Several other reports from the NFHL cohort shed additional light on HIV-positive IDUs’ diets. Woods and colleagues (2002)
linked injection drug use to greater dietary vulnerability among HIV-positive women in the sample; overall, 25 to 35 percent of infected women, half of whom were drug users, reported intakes below 75 percent of the recommended dietary allowance for key micronutrients. Woods also found that dietary intake increased as weight and CD4 cell count decreased, perhaps because individuals needed more nutrients to maintain weight as their disease progressed. Another analysis (Kim et al., 2001
) revealed that 36 percent of the NFHL cohort met formal assessment criteria for food insecurity as defined by Radimer, Olson, and Campbell (1990
; see U.S.D.A. Food Security Survey
) and that an additional 8 percent described themselves as persistently hungry. IDUs consumed less energy than nonusers, and dietary inadequacy correlated with lifestyle and behavioral factors (Kim et al., 2001
). Minorities, subjects without an adult caregiver, subjects with dependent children, and those without food shopping assistance had less adequate diets.
Data from other studies also indicate that lifestyle and socioeconomic issues contribute to the nutritional vulnerability of IDUs with HIV. Food insecurity and viral load were independent predictors of wasting in HIV-positive IDUs in a study that also identified heavy alcohol consumption, heavy cocaine use, and inability to hold a job as contributors to the syndrome (Campa et al., 2005
).
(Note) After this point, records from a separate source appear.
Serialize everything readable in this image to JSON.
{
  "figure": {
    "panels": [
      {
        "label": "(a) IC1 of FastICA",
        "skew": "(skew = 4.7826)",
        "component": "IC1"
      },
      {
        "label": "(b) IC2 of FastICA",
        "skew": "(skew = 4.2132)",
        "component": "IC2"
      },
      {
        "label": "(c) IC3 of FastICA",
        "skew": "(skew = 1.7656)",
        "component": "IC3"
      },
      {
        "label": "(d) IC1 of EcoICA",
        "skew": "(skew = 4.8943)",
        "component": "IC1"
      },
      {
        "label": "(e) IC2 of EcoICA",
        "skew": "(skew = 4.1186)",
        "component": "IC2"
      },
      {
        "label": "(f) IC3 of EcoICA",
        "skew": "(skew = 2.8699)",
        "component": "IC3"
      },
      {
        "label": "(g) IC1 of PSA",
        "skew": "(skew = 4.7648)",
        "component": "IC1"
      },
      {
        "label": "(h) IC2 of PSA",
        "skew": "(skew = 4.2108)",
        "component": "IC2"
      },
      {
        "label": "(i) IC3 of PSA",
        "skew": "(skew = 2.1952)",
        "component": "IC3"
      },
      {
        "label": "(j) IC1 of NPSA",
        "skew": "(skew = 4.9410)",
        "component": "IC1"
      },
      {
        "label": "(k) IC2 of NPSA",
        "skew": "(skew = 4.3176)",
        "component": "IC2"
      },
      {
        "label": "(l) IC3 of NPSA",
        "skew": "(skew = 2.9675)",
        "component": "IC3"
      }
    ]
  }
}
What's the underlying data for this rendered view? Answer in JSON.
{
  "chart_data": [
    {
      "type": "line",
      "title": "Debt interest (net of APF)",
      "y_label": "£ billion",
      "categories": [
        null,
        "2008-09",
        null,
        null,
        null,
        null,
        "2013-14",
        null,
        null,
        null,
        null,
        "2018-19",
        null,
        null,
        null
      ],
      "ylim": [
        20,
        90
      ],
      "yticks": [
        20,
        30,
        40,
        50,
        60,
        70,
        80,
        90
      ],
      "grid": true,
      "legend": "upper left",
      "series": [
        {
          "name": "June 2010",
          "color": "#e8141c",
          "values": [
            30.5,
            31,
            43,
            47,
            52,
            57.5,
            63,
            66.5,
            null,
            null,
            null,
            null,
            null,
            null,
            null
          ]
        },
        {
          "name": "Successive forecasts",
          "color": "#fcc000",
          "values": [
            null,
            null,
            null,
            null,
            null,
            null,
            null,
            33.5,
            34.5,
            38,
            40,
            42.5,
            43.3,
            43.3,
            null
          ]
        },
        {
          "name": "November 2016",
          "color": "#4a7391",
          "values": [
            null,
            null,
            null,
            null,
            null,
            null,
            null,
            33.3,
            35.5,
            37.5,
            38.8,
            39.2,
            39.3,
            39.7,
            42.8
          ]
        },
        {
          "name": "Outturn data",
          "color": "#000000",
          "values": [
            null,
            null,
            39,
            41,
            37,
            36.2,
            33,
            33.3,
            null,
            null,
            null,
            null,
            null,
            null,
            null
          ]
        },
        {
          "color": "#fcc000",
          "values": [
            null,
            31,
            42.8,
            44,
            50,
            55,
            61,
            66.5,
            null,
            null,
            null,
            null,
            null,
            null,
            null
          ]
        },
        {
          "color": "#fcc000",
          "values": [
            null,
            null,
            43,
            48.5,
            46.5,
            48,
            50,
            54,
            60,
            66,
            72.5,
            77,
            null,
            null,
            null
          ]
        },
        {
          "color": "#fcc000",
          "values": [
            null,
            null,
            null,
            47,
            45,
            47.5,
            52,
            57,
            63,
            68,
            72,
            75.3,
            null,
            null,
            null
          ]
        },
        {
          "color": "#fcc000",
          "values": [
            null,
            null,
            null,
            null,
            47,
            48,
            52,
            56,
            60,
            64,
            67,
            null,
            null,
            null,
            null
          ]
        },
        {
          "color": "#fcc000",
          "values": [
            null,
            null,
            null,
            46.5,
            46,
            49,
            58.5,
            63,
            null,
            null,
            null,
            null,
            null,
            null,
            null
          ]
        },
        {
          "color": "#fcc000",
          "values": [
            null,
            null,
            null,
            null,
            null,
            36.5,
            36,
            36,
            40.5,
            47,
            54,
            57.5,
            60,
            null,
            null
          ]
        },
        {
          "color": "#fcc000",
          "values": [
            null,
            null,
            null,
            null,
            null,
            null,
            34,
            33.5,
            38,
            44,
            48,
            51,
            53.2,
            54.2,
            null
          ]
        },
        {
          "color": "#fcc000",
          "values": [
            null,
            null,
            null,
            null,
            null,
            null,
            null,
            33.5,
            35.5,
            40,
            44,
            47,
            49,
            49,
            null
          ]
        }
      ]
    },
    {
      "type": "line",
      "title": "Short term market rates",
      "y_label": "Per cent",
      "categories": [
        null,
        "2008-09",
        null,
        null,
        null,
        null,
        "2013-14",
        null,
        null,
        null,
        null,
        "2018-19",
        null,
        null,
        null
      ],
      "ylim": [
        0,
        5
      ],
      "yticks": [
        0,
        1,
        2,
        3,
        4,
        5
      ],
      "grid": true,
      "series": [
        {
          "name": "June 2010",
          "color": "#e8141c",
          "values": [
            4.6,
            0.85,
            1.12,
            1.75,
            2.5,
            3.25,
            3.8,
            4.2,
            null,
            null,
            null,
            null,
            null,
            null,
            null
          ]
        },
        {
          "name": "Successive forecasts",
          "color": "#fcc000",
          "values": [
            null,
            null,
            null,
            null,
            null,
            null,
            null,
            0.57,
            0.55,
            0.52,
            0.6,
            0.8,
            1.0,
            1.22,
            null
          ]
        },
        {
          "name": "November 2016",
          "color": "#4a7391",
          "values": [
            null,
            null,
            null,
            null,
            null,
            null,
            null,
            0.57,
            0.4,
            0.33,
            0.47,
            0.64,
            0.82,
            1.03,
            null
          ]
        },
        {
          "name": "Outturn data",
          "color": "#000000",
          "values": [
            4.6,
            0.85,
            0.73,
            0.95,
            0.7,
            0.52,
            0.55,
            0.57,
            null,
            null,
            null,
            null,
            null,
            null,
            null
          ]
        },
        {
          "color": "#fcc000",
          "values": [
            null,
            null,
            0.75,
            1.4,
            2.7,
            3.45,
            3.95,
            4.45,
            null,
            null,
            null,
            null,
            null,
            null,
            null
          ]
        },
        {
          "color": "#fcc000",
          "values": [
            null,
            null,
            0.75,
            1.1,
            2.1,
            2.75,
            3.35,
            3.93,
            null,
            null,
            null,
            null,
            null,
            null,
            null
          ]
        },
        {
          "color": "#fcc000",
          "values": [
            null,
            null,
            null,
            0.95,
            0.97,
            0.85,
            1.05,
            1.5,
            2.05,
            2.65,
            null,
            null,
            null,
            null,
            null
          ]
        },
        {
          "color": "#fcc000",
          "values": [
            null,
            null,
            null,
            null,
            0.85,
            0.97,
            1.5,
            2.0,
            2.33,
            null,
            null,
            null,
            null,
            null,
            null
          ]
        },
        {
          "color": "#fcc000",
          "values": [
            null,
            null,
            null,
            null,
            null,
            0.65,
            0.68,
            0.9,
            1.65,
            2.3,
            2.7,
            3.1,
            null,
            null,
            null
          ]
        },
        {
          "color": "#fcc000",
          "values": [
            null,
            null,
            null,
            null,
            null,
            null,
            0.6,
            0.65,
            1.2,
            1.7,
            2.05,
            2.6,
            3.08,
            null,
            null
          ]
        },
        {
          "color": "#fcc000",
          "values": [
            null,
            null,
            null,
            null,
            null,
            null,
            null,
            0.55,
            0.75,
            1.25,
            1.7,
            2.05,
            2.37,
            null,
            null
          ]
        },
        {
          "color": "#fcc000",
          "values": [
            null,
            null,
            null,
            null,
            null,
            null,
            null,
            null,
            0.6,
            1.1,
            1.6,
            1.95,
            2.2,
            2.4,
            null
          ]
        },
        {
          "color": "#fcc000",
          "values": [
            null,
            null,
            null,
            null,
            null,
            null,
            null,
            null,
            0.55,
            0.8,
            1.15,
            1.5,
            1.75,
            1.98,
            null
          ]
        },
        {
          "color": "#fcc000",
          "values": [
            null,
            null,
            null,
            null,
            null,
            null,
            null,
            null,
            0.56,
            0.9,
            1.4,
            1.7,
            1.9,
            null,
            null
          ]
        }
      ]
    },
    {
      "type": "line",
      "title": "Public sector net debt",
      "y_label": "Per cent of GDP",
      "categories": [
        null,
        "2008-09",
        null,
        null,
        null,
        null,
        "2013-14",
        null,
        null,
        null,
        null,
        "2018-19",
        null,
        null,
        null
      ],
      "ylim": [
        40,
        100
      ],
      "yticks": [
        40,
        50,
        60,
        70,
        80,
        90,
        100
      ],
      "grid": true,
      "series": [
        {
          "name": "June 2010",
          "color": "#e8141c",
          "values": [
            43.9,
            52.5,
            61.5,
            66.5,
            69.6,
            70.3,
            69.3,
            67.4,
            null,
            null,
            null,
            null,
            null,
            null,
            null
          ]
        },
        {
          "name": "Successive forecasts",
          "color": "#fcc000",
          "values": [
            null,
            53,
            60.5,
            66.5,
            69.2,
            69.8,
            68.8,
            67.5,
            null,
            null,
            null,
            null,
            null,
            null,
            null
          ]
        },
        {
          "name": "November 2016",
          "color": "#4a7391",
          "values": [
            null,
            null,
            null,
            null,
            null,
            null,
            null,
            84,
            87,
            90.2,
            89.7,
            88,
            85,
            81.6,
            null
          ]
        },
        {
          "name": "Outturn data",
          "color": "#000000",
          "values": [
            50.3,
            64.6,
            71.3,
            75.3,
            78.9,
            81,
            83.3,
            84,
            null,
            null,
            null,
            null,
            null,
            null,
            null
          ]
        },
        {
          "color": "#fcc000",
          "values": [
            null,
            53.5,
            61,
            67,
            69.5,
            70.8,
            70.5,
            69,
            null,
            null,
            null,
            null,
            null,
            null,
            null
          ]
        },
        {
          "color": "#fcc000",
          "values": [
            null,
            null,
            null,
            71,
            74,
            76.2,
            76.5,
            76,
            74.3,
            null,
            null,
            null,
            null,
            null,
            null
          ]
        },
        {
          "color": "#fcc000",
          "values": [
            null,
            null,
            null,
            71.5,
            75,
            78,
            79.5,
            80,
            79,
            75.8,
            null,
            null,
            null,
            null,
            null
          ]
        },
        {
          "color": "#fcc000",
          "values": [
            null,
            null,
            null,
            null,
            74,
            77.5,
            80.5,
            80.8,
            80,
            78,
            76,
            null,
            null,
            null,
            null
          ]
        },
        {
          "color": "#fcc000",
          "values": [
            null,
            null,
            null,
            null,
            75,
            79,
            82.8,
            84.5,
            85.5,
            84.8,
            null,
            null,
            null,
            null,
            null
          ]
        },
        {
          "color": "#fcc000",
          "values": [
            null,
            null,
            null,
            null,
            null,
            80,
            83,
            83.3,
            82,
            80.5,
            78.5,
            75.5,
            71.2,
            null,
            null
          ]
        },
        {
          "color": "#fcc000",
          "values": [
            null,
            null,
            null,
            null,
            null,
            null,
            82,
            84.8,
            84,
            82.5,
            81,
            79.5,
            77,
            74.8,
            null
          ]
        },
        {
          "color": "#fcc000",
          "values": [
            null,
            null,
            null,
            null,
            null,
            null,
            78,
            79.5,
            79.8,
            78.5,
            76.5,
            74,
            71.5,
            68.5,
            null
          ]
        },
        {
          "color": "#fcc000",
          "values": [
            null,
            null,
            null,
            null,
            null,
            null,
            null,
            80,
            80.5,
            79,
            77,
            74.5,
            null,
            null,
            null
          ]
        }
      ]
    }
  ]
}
HIV infection also has been independently associated with food insecurity; in a Canadian study, the problem was five times as prevalent among HIV-positive individuals as in the general population (Normén et al., 2005
). The impact of lifestyle and socioeconomic factors on HIV-related care, including adherence to HAART, is likely important but has not been well studied.